Even the director, the backstage crew and the backing dancers don’t know who the masked contestants are. “Before you get to the studio you have to put on a hoodie that says ‘Don’t speak to me,’” says Langford. “You wear a balaclava, a shield over your face, gloves and socks. You have pseudonyms, you’re not allowed to speak. It’s absolutely ridiculous. When I did my first rehearsal in my costume, I couldn’t see anything at all. I started to get hysterics, thinking, ‘What madness is this career?’”

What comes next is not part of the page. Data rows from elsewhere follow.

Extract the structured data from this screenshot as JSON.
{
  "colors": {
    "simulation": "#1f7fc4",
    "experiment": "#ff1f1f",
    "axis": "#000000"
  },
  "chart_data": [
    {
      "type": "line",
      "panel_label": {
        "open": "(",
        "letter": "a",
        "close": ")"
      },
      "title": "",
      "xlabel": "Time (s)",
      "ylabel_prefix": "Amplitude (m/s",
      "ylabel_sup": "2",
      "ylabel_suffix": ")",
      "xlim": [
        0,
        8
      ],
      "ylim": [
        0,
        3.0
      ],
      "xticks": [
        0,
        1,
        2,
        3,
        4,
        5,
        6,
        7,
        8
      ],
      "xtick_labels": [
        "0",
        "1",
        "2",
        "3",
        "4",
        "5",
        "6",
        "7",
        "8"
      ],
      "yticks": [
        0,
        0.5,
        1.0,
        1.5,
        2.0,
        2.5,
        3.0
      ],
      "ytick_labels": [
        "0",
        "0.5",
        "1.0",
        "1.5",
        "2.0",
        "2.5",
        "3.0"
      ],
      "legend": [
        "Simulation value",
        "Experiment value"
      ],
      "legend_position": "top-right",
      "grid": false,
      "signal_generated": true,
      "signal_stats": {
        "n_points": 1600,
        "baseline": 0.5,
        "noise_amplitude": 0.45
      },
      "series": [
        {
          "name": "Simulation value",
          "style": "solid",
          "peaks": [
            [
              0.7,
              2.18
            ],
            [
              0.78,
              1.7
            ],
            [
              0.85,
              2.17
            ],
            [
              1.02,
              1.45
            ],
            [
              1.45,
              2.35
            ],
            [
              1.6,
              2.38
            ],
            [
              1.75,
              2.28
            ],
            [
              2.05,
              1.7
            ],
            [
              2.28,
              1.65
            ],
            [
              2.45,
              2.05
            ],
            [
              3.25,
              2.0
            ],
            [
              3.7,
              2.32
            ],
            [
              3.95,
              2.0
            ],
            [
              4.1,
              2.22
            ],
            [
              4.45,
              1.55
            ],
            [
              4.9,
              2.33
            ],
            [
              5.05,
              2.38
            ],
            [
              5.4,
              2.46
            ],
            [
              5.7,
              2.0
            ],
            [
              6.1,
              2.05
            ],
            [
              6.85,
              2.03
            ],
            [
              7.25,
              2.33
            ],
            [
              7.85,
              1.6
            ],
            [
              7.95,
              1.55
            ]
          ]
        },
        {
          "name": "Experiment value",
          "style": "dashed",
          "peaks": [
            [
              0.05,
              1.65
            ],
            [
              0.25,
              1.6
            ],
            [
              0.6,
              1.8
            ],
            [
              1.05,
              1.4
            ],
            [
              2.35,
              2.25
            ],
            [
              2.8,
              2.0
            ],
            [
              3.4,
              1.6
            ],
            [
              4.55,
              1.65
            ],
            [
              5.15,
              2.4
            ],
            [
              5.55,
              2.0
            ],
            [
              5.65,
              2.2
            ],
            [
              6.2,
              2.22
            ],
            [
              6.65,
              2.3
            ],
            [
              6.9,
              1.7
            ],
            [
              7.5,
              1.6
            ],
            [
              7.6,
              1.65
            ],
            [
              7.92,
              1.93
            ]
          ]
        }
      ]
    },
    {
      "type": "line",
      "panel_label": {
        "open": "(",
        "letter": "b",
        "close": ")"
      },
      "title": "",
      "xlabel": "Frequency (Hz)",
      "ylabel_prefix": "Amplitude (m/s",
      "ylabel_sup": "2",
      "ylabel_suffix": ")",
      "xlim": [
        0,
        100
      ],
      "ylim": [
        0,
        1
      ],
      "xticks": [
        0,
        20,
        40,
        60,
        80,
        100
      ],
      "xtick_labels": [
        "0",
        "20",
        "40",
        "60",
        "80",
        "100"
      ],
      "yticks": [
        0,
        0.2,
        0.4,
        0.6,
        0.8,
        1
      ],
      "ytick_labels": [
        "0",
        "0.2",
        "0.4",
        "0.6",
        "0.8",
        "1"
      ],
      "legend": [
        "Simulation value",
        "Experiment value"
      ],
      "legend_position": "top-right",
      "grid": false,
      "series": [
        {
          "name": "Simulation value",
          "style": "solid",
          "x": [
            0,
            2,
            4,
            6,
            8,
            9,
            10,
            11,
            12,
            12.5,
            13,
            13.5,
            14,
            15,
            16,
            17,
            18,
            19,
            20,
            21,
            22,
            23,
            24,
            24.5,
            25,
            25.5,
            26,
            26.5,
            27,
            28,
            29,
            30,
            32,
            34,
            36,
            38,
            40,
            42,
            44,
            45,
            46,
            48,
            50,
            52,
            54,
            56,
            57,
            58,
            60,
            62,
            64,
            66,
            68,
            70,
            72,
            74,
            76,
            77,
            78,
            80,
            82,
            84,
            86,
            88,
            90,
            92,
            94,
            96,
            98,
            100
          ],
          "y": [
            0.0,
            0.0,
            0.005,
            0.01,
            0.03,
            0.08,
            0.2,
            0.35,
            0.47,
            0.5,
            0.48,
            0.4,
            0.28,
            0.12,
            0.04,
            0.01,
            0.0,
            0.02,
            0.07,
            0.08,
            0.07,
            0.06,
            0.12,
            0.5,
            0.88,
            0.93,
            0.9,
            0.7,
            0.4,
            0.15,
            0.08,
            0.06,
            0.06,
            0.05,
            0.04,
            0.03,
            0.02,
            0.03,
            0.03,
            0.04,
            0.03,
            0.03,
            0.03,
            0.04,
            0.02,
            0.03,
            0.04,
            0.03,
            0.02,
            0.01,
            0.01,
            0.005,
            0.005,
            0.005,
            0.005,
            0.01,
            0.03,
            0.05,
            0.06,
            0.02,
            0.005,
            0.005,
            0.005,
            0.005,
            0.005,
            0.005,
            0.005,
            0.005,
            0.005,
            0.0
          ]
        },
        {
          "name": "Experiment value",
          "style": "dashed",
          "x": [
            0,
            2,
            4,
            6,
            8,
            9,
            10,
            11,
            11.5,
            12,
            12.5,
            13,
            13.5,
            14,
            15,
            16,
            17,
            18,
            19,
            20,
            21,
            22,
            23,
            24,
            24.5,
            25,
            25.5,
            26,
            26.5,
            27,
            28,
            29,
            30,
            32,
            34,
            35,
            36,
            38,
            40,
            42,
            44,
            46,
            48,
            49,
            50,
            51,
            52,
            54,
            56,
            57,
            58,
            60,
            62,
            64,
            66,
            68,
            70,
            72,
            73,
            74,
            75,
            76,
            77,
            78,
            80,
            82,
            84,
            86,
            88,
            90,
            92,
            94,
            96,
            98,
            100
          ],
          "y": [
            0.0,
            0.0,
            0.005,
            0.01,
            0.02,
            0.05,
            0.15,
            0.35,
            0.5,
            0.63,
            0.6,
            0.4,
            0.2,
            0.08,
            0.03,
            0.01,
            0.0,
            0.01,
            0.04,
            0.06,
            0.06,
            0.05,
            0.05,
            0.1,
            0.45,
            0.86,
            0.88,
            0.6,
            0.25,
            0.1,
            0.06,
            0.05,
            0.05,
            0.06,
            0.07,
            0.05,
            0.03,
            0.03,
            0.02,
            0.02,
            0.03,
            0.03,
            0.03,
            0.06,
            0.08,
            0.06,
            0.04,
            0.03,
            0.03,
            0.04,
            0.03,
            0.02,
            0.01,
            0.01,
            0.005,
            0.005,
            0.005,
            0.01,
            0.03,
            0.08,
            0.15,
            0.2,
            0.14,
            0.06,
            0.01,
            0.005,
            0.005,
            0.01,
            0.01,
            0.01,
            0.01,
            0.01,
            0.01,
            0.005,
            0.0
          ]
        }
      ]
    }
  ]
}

It wasn’t Langford’s first foray into celebrity talent shows. She came third in the first season of Dancing on Ice in 2006, and found the experience liberating. “It was the first time I was able to say, ‘I don’t know how to do this.’” To get performing jobs in an ultra-competitive industry, she was always told not to admit she couldn’t do something. “And it’s taken a long time to be able to have the confidence to say to myself, ‘It’s OK, I can make a mistake and the world will still turn.’”

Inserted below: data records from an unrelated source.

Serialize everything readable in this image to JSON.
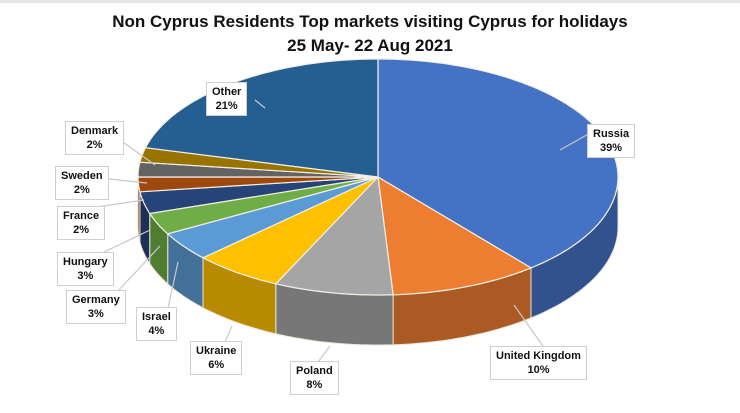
{
  "chart_data": {
    "type": "pie",
    "title": "Non Cyprus Residents Top markets visiting Cyprus for holidays",
    "subtitle": "25 May- 22 Aug 2021",
    "style": "3d-exploded-free pie, clockwise from 12 o'clock",
    "categories": [
      "Russia",
      "United Kingdom",
      "Poland",
      "Ukraine",
      "Israel",
      "Germany",
      "Hungary",
      "France",
      "Sweden",
      "Denmark",
      "Other"
    ],
    "values": [
      39,
      10,
      8,
      6,
      4,
      3,
      3,
      2,
      2,
      2,
      21
    ],
    "labels": [
      "39%",
      "10%",
      "8%",
      "6%",
      "4%",
      "3%",
      "3%",
      "2%",
      "2%",
      "2%",
      "21%"
    ],
    "colors": [
      "#4472C4",
      "#ED7D31",
      "#A5A5A5",
      "#FFC000",
      "#5B9BD5",
      "#70AD47",
      "#264478",
      "#9E480E",
      "#636363",
      "#997300",
      "#255E91"
    ],
    "legend": "none (data callout labels)"
  },
  "labels": {
    "russia": {
      "name": "Russia",
      "pct": "39%"
    },
    "uk": {
      "name": "United Kingdom",
      "pct": "10%"
    },
    "poland": {
      "name": "Poland",
      "pct": "8%"
    },
    "ukraine": {
      "name": "Ukraine",
      "pct": "6%"
    },
    "israel": {
      "name": "Israel",
      "pct": "4%"
    },
    "germany": {
      "name": "Germany",
      "pct": "3%"
    },
    "hungary": {
      "name": "Hungary",
      "pct": "3%"
    },
    "france": {
      "name": "France",
      "pct": "2%"
    },
    "sweden": {
      "name": "Sweden",
      "pct": "2%"
    },
    "denmark": {
      "name": "Denmark",
      "pct": "2%"
    },
    "other": {
      "name": "Other",
      "pct": "21%"
    }
  }
}
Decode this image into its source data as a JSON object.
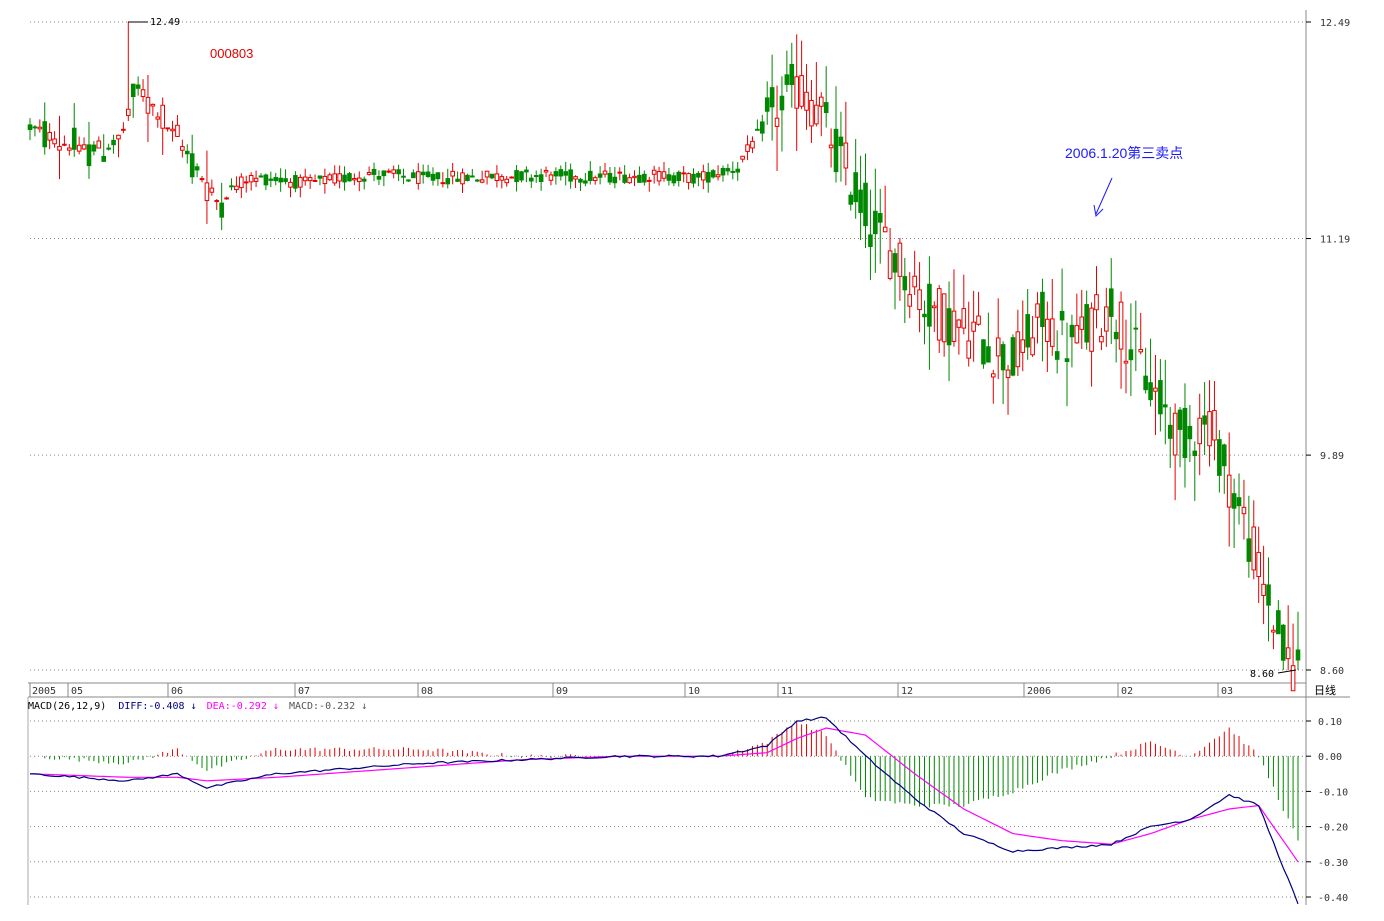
{
  "chart_data": {
    "type": "candlestick",
    "stock_code": "000803",
    "annotation": {
      "text": "2006.1.20第三卖点",
      "color": "#1a1aff"
    },
    "high_label": "12.49",
    "low_label": "8.60",
    "price_ticks": [
      "12.49",
      "11.19",
      "9.89",
      "8.60"
    ],
    "price_range": [
      8.6,
      12.49
    ],
    "x_labels": [
      "2005",
      "05",
      "06",
      "07",
      "08",
      "09",
      "10",
      "11",
      "12",
      "2006",
      "02",
      "03"
    ],
    "period_label": "日线",
    "macd_header": {
      "name": "MACD(26,12,9)",
      "diff": "DIFF:-0.408",
      "dea": "DEA:-0.292",
      "macd": "MACD:-0.232",
      "arrow": "↓"
    },
    "macd_ticks": [
      "0.10",
      "0.00",
      "-0.10",
      "-0.20",
      "-0.30",
      "-0.40"
    ],
    "macd_range": [
      -0.4,
      0.1
    ],
    "colors": {
      "up": "#e60000",
      "down": "#008800",
      "diff": "#000080",
      "dea": "#ff00ff",
      "grid": "#888888",
      "annotation": "#1a1aff"
    },
    "price_keyframes": [
      [
        0,
        11.86
      ],
      [
        10,
        11.72
      ],
      [
        18,
        11.76
      ],
      [
        22,
        12.1
      ],
      [
        32,
        11.7
      ],
      [
        38,
        11.42
      ],
      [
        44,
        11.55
      ],
      [
        50,
        11.55
      ],
      [
        56,
        11.52
      ],
      [
        70,
        11.58
      ],
      [
        80,
        11.55
      ],
      [
        92,
        11.56
      ],
      [
        104,
        11.57
      ],
      [
        116,
        11.56
      ],
      [
        128,
        11.57
      ],
      [
        136,
        11.55
      ],
      [
        144,
        11.62
      ],
      [
        150,
        11.9
      ],
      [
        156,
        12.1
      ],
      [
        160,
        11.98
      ],
      [
        166,
        11.6
      ],
      [
        172,
        11.25
      ],
      [
        178,
        11.0
      ],
      [
        182,
        10.8
      ],
      [
        190,
        10.65
      ],
      [
        200,
        10.45
      ],
      [
        206,
        10.7
      ],
      [
        212,
        10.55
      ],
      [
        220,
        10.8
      ],
      [
        228,
        10.3
      ],
      [
        234,
        10.0
      ],
      [
        240,
        10.1
      ],
      [
        248,
        9.4
      ],
      [
        256,
        8.62
      ],
      [
        258,
        8.6
      ]
    ],
    "macd_keyframes": [
      [
        0,
        -0.05,
        -0.05
      ],
      [
        20,
        -0.07,
        -0.06
      ],
      [
        30,
        -0.05,
        -0.06
      ],
      [
        36,
        -0.09,
        -0.07
      ],
      [
        50,
        -0.05,
        -0.06
      ],
      [
        60,
        -0.04,
        -0.05
      ],
      [
        80,
        -0.02,
        -0.03
      ],
      [
        100,
        -0.01,
        -0.01
      ],
      [
        120,
        0.0,
        0.0
      ],
      [
        140,
        0.0,
        0.0
      ],
      [
        150,
        0.03,
        0.01
      ],
      [
        156,
        0.1,
        0.05
      ],
      [
        162,
        0.11,
        0.08
      ],
      [
        170,
        0.0,
        0.06
      ],
      [
        180,
        -0.12,
        -0.05
      ],
      [
        190,
        -0.22,
        -0.15
      ],
      [
        200,
        -0.27,
        -0.22
      ],
      [
        210,
        -0.26,
        -0.24
      ],
      [
        220,
        -0.25,
        -0.25
      ],
      [
        228,
        -0.2,
        -0.22
      ],
      [
        236,
        -0.18,
        -0.18
      ],
      [
        244,
        -0.11,
        -0.15
      ],
      [
        250,
        -0.14,
        -0.14
      ],
      [
        258,
        -0.42,
        -0.3
      ]
    ]
  }
}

Even if some days Langford would rather be out walking her dog than sweating in the rehearsal studio, performing is still her happy place. She doesn’t read about herself in the press but she loves it when people come up and tell her about their lives instead. “When I did EastEnders they had this huge storyline about knife crime, and it really was so powerful that people would come up and pour their hearts out to me about things that had happened to them. I have an extraordinary job because I’m not really qualified for that – I’m literally pretending. But as a human being, it gives you that opportunity to connect.”

It goes back to what she was saying about Sondheim: “As performers you’re reflecting human nature.” For all that the world of musical theatre can seem like another planet to some people, “you’ve got to be connected to the real world,” she says. “Ultimately we are all just people who are trying to keep going.”